Sophie Hackford is a futurist and keynote speaker.
Sophie researches novel technologies and their impact on our lives. From Quantum computing to robots in orbit, she takes audiences on a rollercoaster ride through the explosive innovations underpinning our Future.
She has given over 200 provocative talks to boards and exec teams on novel science and tech. Clients come from every industry – Adobe, Bank of New York, DeepMind, EY, Vogue – although the best questions have so far come from audiences of schoolchildren.
Sophie is an advisor to John Deere & Co on the Future of food, climate, and agriculture. She is also an advisor to New Lab in Brooklyn.
Hackford co-founded 1715Labs: a spinout from Oxford University’s Astrophysics Department, labelling data to train algorithms.
She is on the board of two growth-stage startups: Not Just a Label and Classlist.
Sophie previously worked at WIRED Magazine, Singularity University on the NASA Research Park in Silicon Valley, and Oxford University, where she raised $120m for frontier-bending research.
Despite genuine threats, Sophie is an optimist about the Future.
Sophie Hackford Futurist Speaker
Sophie is a leading futurist keynote speaker. She speaks on topics including the Metaverse and the Virtual Internet, Data and Artificial Intelligence, Robotics, Digital Twins and the Physical Internet, Private Space Industry, Quantum Computing, Risk and Resilience and How to think about the Future.
She explores questions such as:
- Are we turning the world into a computer?
- If data is the language of machines, shouldn’t we learn to speak it?
- Are computers no longer a product but a place?
- How will space technologies change life on Earth?
- Can avatars give us immortality?
- How do demographic forces stimulate robotics?
- AI and art – do we see AI not as it is but as we are?
Speaking topics include:
Data: As we increasingly live, work and play inside giant robots (factories, warehouses, offices, airports, and Alexa-enabled homes), we need to learn to speak ‘data’: the language of the machines.
Sophie will explore how the world is turning into a computer processing information about us all the time. Our data identity (like our face or fingerprint) is login to both physical and digital spaces.
Privacy, personal sovereignty, security, ethics, and technical limitations, are balanced with the opportunities this depth of data provides.
AI: Sophie will demystify artificial intelligence, an emerging set of technologies promising to transform our lives and even give us (digital) immortality.
As the bot economy proliferates, Sophie will explore how personal avatars might empower consumers to autonomously find deals, jobs, diagnoses, or even love. Beyond autonomous avatars, Sophie will also discuss autonomous companies, entirely digital entities selling services or products to other autonomous companies and us.
If AI is a system, many pieces are still missing, so Sophie will weave in this overheated technology space’s social, economic and existential possibilities.
Virtual Technologies: Sophie will discuss the increasing blend of real and virtual, using examples from computer games like Pokemon Go. She will take us from fake news to fake worlds. As we digitise more virtual objects and virtual experiences, Sophie will demonstrate we have only taken our first steps on the 3D internet.

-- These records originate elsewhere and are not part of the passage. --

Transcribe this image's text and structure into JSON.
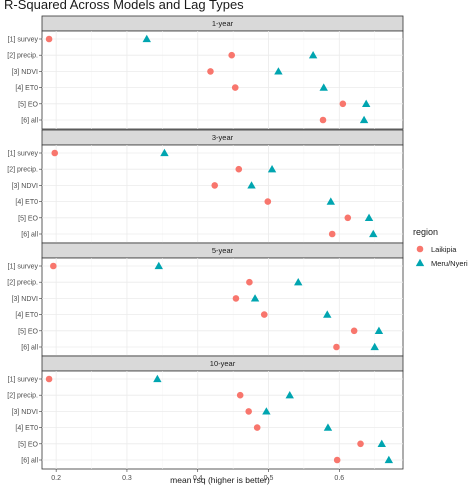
{
  "chart_data": {
    "type": "scatter",
    "title": "R-Squared Across Models and Lag Types",
    "xlabel": "mean rsq (higher is better)",
    "ylabel": "",
    "xlim": [
      0.18,
      0.69
    ],
    "x_ticks": [
      0.2,
      0.3,
      0.4,
      0.5,
      0.6
    ],
    "x_tick_labels": [
      "0.2",
      "0.3",
      "0.4",
      "0.5",
      "0.6"
    ],
    "grid": true,
    "legend_position": "right",
    "categories": [
      "[1] survey",
      "[2] precip.",
      "[3] NDVI",
      "[4] ET0",
      "[5] EO",
      "[6] all"
    ],
    "legend": {
      "title": "region",
      "entries": [
        {
          "name": "Laikipia",
          "color": "#F8766D",
          "shape": "circle"
        },
        {
          "name": "Meru/Nyeri",
          "color": "#00A5B0",
          "shape": "triangle"
        }
      ]
    },
    "panels": [
      {
        "label": "1-year",
        "series": [
          {
            "name": "Laikipia",
            "values": [
              0.19,
              0.448,
              0.418,
              0.453,
              0.605,
              0.577
            ]
          },
          {
            "name": "Meru/Nyeri",
            "values": [
              0.328,
              0.563,
              0.514,
              0.578,
              0.638,
              0.635
            ]
          }
        ]
      },
      {
        "label": "3-year",
        "series": [
          {
            "name": "Laikipia",
            "values": [
              0.198,
              0.458,
              0.424,
              0.499,
              0.612,
              0.59
            ]
          },
          {
            "name": "Meru/Nyeri",
            "values": [
              0.353,
              0.505,
              0.476,
              0.588,
              0.642,
              0.648
            ]
          }
        ]
      },
      {
        "label": "5-year",
        "series": [
          {
            "name": "Laikipia",
            "values": [
              0.196,
              0.473,
              0.454,
              0.494,
              0.621,
              0.596
            ]
          },
          {
            "name": "Meru/Nyeri",
            "values": [
              0.345,
              0.542,
              0.481,
              0.583,
              0.656,
              0.65
            ]
          }
        ]
      },
      {
        "label": "10-year",
        "series": [
          {
            "name": "Laikipia",
            "values": [
              0.19,
              0.46,
              0.472,
              0.484,
              0.63,
              0.597
            ]
          },
          {
            "name": "Meru/Nyeri",
            "values": [
              0.343,
              0.53,
              0.497,
              0.584,
              0.66,
              0.67
            ]
          }
        ]
      }
    ]
  }
}
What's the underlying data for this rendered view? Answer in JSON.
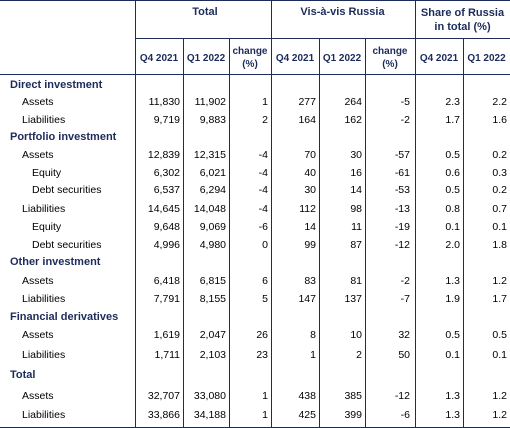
{
  "headers": {
    "groups": [
      "Total",
      "Vis-à-vis Russia",
      "Share of Russia in total (%)"
    ],
    "share_line1": "Share of Russia",
    "share_line2": "in total (%)",
    "sub": [
      "Q4 2021",
      "Q1 2022",
      "change (%)",
      "Q4 2021",
      "Q1 2022",
      "change (%)",
      "Q4 2021",
      "Q1 2022"
    ],
    "change_line1": "change",
    "change_line2": "(%)"
  },
  "rows": [
    {
      "label": "Direct investment",
      "type": "section",
      "values": []
    },
    {
      "label": "Assets",
      "type": "l1",
      "values": [
        "11,830",
        "11,902",
        "1",
        "277",
        "264",
        "-5",
        "2.3",
        "2.2"
      ]
    },
    {
      "label": "Liabilities",
      "type": "l1",
      "values": [
        "9,719",
        "9,883",
        "2",
        "164",
        "162",
        "-2",
        "1.7",
        "1.6"
      ]
    },
    {
      "label": "Portfolio investment",
      "type": "section",
      "values": []
    },
    {
      "label": "Assets",
      "type": "l1",
      "values": [
        "12,839",
        "12,315",
        "-4",
        "70",
        "30",
        "-57",
        "0.5",
        "0.2"
      ]
    },
    {
      "label": "Equity",
      "type": "l2",
      "values": [
        "6,302",
        "6,021",
        "-4",
        "40",
        "16",
        "-61",
        "0.6",
        "0.3"
      ]
    },
    {
      "label": "Debt securities",
      "type": "l2",
      "values": [
        "6,537",
        "6,294",
        "-4",
        "30",
        "14",
        "-53",
        "0.5",
        "0.2"
      ]
    },
    {
      "label": "Liabilities",
      "type": "l1",
      "values": [
        "14,645",
        "14,048",
        "-4",
        "112",
        "98",
        "-13",
        "0.8",
        "0.7"
      ]
    },
    {
      "label": "Equity",
      "type": "l2",
      "values": [
        "9,648",
        "9,069",
        "-6",
        "14",
        "11",
        "-19",
        "0.1",
        "0.1"
      ]
    },
    {
      "label": "Debt securities",
      "type": "l2",
      "values": [
        "4,996",
        "4,980",
        "0",
        "99",
        "87",
        "-12",
        "2.0",
        "1.8"
      ]
    },
    {
      "label": "Other investment",
      "type": "section",
      "values": []
    },
    {
      "label": "Assets",
      "type": "l1",
      "values": [
        "6,418",
        "6,815",
        "6",
        "83",
        "81",
        "-2",
        "1.3",
        "1.2"
      ]
    },
    {
      "label": "Liabilities",
      "type": "l1",
      "values": [
        "7,791",
        "8,155",
        "5",
        "147",
        "137",
        "-7",
        "1.9",
        "1.7"
      ]
    },
    {
      "label": "Financial derivatives",
      "type": "section",
      "values": []
    },
    {
      "label": "Assets",
      "type": "l1",
      "values": [
        "1,619",
        "2,047",
        "26",
        "8",
        "10",
        "32",
        "0.5",
        "0.5"
      ]
    },
    {
      "label": "Liabilities",
      "type": "l1",
      "values": [
        "1,711",
        "2,103",
        "23",
        "1",
        "2",
        "50",
        "0.1",
        "0.1"
      ]
    },
    {
      "label": "Total",
      "type": "section",
      "values": []
    },
    {
      "label": "Assets",
      "type": "l1",
      "values": [
        "32,707",
        "33,080",
        "1",
        "438",
        "385",
        "-12",
        "1.3",
        "1.2"
      ]
    },
    {
      "label": "Liabilities",
      "type": "l1",
      "values": [
        "33,866",
        "34,188",
        "1",
        "425",
        "399",
        "-6",
        "1.3",
        "1.2"
      ]
    }
  ]
}
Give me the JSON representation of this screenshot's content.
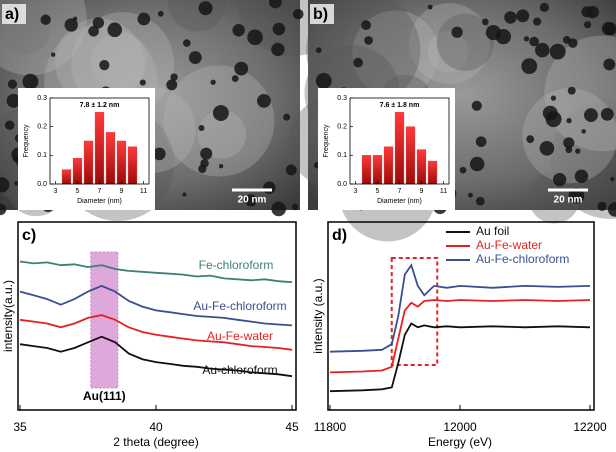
{
  "chart_data": [
    {
      "type": "bar",
      "panel_label": "a)",
      "scale_bar": "20 nm",
      "title": "7.8 ± 1.2 nm",
      "x_label": "Diameter (nm)",
      "y_label": "Frequency",
      "x": [
        4,
        5,
        6,
        7,
        8,
        9,
        10
      ],
      "values": [
        0.05,
        0.09,
        0.15,
        0.25,
        0.18,
        0.15,
        0.13
      ],
      "color": "#e52222",
      "xlim": [
        2.5,
        11.5
      ],
      "xticks": [
        3,
        5,
        7,
        9,
        11
      ],
      "ylim": [
        0,
        0.3
      ],
      "yticks": [
        {
          "value": 0,
          "label": "0.0"
        },
        0.1,
        0.2,
        0.3
      ]
    },
    {
      "type": "bar",
      "panel_label": "b)",
      "scale_bar": "20 nm",
      "title": "7.6 ± 1.8 nm",
      "x_label": "Diameter (nm)",
      "y_label": "Frequency",
      "x": [
        4,
        5,
        6,
        7,
        8,
        9,
        10
      ],
      "values": [
        0.1,
        0.1,
        0.13,
        0.25,
        0.2,
        0.12,
        0.08
      ],
      "color": "#e52222",
      "xlim": [
        2.5,
        11.5
      ],
      "xticks": [
        3,
        5,
        7,
        9,
        11
      ],
      "ylim": [
        0,
        0.3
      ],
      "yticks": [
        {
          "value": 0,
          "label": "0.0"
        },
        0.1,
        0.2,
        0.3
      ]
    },
    {
      "type": "line",
      "panel_label": "c)",
      "x_label": "2 theta (degree)",
      "y_label": "intensity(a.u.)",
      "annotation": "Au(111)",
      "highlight": [
        37.6,
        38.6
      ],
      "x": [
        35,
        35.5,
        36,
        36.5,
        37,
        37.5,
        38,
        38.5,
        39,
        39.5,
        40,
        40.5,
        41,
        41.5,
        42,
        42.5,
        43,
        43.5,
        44,
        44.5,
        45
      ],
      "xlim": [
        35,
        45
      ],
      "xticks": [
        35,
        40,
        45
      ],
      "ylim": [
        0,
        10
      ],
      "series": [
        {
          "name": "Fe-chloroform",
          "color": "#3f7f7a",
          "values": [
            7.9,
            7.8,
            7.85,
            7.7,
            7.75,
            7.6,
            7.7,
            7.5,
            7.4,
            7.35,
            7.3,
            7.25,
            7.2,
            7.1,
            7.15,
            7.0,
            6.95,
            6.9,
            6.95,
            6.85,
            6.8
          ]
        },
        {
          "name": "Au-Fe-chloroform",
          "color": "#3a4f8f",
          "values": [
            6.3,
            6.1,
            5.9,
            5.6,
            5.9,
            6.3,
            6.6,
            6.3,
            5.8,
            5.5,
            5.3,
            5.2,
            5.1,
            5.0,
            4.95,
            4.9,
            4.8,
            4.7,
            4.6,
            4.55,
            4.5
          ]
        },
        {
          "name": "Au-Fe-water",
          "color": "#e52222",
          "values": [
            4.8,
            4.7,
            4.6,
            4.4,
            4.6,
            4.9,
            5.05,
            4.8,
            4.4,
            4.15,
            4.0,
            3.9,
            3.8,
            3.7,
            3.65,
            3.6,
            3.5,
            3.4,
            3.35,
            3.3,
            3.2
          ]
        },
        {
          "name": "Au-chloroform",
          "color": "#111111",
          "values": [
            3.5,
            3.4,
            3.3,
            3.1,
            3.3,
            3.6,
            3.9,
            3.6,
            3.0,
            2.7,
            2.55,
            2.45,
            2.35,
            2.3,
            2.2,
            2.15,
            2.1,
            2.0,
            1.95,
            1.9,
            1.8
          ]
        }
      ]
    },
    {
      "type": "line",
      "panel_label": "d)",
      "x_label": "Energy (eV)",
      "y_label": "intensity (a.u.)",
      "highlight": [
        11895,
        11965
      ],
      "legend": "top-right",
      "x": [
        11800,
        11850,
        11880,
        11895,
        11905,
        11915,
        11925,
        11935,
        11945,
        11960,
        11980,
        12000,
        12050,
        12100,
        12150,
        12200
      ],
      "xlim": [
        11800,
        12200
      ],
      "xticks": [
        11800,
        12000,
        12200
      ],
      "ylim": [
        0,
        10
      ],
      "series": [
        {
          "name": "Au foil",
          "color": "#111111",
          "values": [
            1.0,
            1.05,
            1.1,
            1.2,
            2.5,
            4.0,
            4.6,
            4.4,
            4.5,
            4.4,
            4.45,
            4.4,
            4.45,
            4.4,
            4.45,
            4.4
          ]
        },
        {
          "name": "Au-Fe-water",
          "color": "#e52222",
          "values": [
            2.0,
            2.05,
            2.1,
            2.3,
            3.8,
            5.3,
            5.7,
            5.5,
            5.8,
            5.85,
            5.8,
            5.85,
            5.8,
            5.85,
            5.8,
            5.85
          ]
        },
        {
          "name": "Au-Fe-chloroform",
          "color": "#3a4f8f",
          "values": [
            3.1,
            3.15,
            3.2,
            3.5,
            5.0,
            7.2,
            7.7,
            6.6,
            6.1,
            6.6,
            6.5,
            6.6,
            6.5,
            6.6,
            6.55,
            6.6
          ]
        }
      ]
    }
  ]
}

Private Space Industry: What can we learn for Earth from those innovating in space? In the past decade, a new industry – and economy – has emerged on off-Earth. Sophie will describe how manufacturing and mining in space, medical research in space, travel to/from space, satellites in space, data centres in space, even terraforming far-off planets will change our lives here on Earth.
Quantum Computing: Without a new computing architecture, our AI dreams might remain firmly in the Future. As ‘quantum supremacy’ nears, quantum machines offer enhanced power and the ability to ask devices new questions we couldn’t ask before.
Quantum technologies represent a new industry, where overnight, current systems could break (like encryption and communication). New opportunities will emerge only if you are ‘quantum ready’.
Man and Machine: Where do we end and the robots begin? How comfortable are we with synthetic friends? How – and where? – to tax the robots? Sophie will explore the uneasy ambivalence we feel about these machines as we flip haphazardly between compassion and fear. She illustrates these big questions with wonderfully creative projects by artists and hackers designed to provoke our thinking.
Physical Internet: Autonomous vehicles, delivery drones, Hyperloop, ‘gigafactories’ – when all plugged together, these can be thought of as a ‘physical internet’, a platform that sends humans, goods, and vehicles around the world seamlessly, similar to the way the internet transmits data. Sophie will explore a seamless transport future where rockets and robots collaborate.
Demography and Robotics: Sophie will explore how technology and demography are converging, precipitating enormous spending on robotics by economies like China, Japan, and Korea. Robots might also be needed to fill jobs left unfilled by plummeting birth rates, not just for elder care and neuro-enhancement needs.
Internet of Living Things: Sophie will explore how we might soon use genetic information to make essential business decisions far beyond healthcare, from security to supply chain management to food safety. She’ll show how we are on the brink of a genomics explosion, changing how we make decisions, and personalising our healthcare and lifestyle behaviours.